Larry and Karlee celebrate their 15th wedding anniversary on Oct. 29.
“We were gonna get married on Halloween at a bonfire, but my parents found out,” said Karlee. “They wanted us to have a church wedding.
“Larry’s a natural as Dr. Gangrene. I was proud to see how far he’s come with it from cable access TV to regular commercial television on The WB. All of the boys grew up around it. The oldest two are more athletic, but our youngest one loves it.”
Underwood’s “Chiller Cinema” can take as much time as 40 hours to tape and edit an episode. For his efforts, he was nominated for a local Emmy Award and has captured two Rondo Awards (for classic horror excellence) for best Web site and for public service announcements that he has done for the state of Tennessee on littering and a fasten-seatbelts campaign.
He also has met many stars of classic horror films at conventions while taping interviews for his show. Those include director George Romero (“Night of the Living Dead”) and actors Gunnar Hansen (the original “Texas Chainsaw Massacre”), Michael Berryman (“The Hills Have Eyes”), and Ben Chapman and Julie Adams (“The Creature From the Black Lagoon”).
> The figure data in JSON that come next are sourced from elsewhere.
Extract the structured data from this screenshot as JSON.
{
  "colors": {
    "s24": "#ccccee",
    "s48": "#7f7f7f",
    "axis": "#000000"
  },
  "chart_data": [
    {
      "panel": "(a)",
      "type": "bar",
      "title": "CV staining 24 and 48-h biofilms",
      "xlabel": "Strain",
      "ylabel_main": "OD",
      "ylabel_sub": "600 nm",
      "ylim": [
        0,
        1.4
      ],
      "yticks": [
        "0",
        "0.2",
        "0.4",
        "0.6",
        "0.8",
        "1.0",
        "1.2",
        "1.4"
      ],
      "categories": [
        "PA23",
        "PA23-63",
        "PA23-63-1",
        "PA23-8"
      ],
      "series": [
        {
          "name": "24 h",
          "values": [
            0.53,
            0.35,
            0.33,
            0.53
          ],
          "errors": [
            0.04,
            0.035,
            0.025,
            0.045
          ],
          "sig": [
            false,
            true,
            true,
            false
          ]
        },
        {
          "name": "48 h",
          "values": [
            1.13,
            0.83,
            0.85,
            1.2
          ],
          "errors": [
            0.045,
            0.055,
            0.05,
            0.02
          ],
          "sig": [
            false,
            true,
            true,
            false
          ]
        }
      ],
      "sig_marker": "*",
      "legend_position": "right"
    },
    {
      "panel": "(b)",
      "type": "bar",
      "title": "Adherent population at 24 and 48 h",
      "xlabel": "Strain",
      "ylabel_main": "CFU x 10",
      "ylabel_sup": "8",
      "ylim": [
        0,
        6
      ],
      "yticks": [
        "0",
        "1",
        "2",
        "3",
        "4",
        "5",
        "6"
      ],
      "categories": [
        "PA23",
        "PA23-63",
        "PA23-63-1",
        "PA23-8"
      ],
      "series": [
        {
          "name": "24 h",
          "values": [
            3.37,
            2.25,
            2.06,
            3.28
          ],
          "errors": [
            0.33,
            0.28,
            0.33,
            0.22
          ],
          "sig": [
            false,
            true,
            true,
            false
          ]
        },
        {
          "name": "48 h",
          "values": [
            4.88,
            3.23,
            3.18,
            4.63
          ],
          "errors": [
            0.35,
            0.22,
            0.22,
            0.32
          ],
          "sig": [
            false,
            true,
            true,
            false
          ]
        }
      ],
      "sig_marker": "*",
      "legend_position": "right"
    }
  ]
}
Recently, he has taken his horror hobby one step further as a vocalist with the horror punk Band Spookhand as he warbles about monsters and blood, etc.
“I do Dr. Gangrene for the fun of it. I haven’t really made any money at it but do it just for love of the genre. I have to have a creative outlet of some sort and this is it,” says Hendersonville’s only dad who moonlights as a mad scientist on TV.